BMW's slogan "sheer driving pleasure" may need to change to "hang on for your life".
Get in, sit down, shut up and hang on -- to whatever you can. BMW has created the world’s first self-driving car that is capable of drifting, the term given to lurid rear-wheel skids made famous by movies like the Fast and the Furious.
The German car maker has demonstrated the technology at the Las Vegas Motor Speedway, an automated drive away from the annual Consumer Electronics Show.
In a case of driving fast but not so furiously, BMW engineers programmed the car to navigate its way inch-perfect around the race track, taking the best lines, braking as late as possible to achieve a fast lap time, and weaving through chicanes at maximum speed.
But keeping hands off the wheel to prove the point created a new dilemma for the engineers running the demonstration: they needed a grip handle on the driver’s side, or better seats to hold them in place. Instead, they were tossed like salad.
BMW wet the circuit on one particular bend so that the surface had the same lack of grip on each and every lap. And, on cue, the experimental BMW 235i coupe went into a perfect drift, lap after lap. BMW and Audi engineers say self driving technology is now so advanced that it is almost production ready, but they are waiting on governments to make changes to legislation to allow it.

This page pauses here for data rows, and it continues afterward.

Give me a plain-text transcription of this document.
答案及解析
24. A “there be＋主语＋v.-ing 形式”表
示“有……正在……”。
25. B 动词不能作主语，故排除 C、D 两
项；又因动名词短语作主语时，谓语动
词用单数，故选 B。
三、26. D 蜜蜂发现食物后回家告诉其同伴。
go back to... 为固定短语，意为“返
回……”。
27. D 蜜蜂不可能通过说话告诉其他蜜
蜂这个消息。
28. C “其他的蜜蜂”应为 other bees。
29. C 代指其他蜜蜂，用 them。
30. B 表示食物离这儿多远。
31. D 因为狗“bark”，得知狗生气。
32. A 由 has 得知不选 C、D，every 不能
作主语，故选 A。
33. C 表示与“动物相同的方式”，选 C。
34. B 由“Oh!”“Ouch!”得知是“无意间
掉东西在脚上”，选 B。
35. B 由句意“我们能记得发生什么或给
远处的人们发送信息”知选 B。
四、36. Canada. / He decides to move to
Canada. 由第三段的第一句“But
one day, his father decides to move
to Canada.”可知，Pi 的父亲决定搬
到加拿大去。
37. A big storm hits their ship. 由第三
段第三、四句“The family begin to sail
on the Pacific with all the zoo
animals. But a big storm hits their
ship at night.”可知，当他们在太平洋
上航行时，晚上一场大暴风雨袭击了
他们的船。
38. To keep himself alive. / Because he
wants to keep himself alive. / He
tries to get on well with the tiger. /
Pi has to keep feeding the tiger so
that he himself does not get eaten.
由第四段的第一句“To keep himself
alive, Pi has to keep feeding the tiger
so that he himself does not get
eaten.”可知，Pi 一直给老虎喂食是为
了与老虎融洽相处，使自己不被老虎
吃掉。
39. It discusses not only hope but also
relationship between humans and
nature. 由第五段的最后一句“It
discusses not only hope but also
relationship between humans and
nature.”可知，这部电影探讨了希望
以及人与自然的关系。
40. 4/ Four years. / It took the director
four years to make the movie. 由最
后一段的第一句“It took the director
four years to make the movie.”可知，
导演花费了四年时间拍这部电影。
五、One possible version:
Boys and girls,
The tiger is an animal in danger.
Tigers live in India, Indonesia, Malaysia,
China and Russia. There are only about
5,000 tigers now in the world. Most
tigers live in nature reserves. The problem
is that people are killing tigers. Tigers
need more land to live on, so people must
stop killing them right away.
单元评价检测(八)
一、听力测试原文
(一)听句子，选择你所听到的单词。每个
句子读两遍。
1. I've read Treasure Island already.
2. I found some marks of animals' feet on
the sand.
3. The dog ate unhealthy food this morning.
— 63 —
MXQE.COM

"We can have this technology on the road in a very short period of time -- in the next two or three years -- but we have to discuss with the legislators," Audi spokesman Christian Bangemann, said at the Consumer Electronics Show in Las Vegas. "We are allowed drive autonomously here in Nevada but we are not allowed to sell it to customers. For now only our engineers are allowed."
BMW says it is unlikely that it will enable its automated cars to "drift", but it wanted to demonstrate that its cars will be able to take evasive action in slippery conditions, should driverless technology eventually be approved for public use. Car makers say automated or "piloted" cars will be showroom-ready "within two to three years" but it will likely be 2020 before governments are convinced by the limited safety risks of the technology.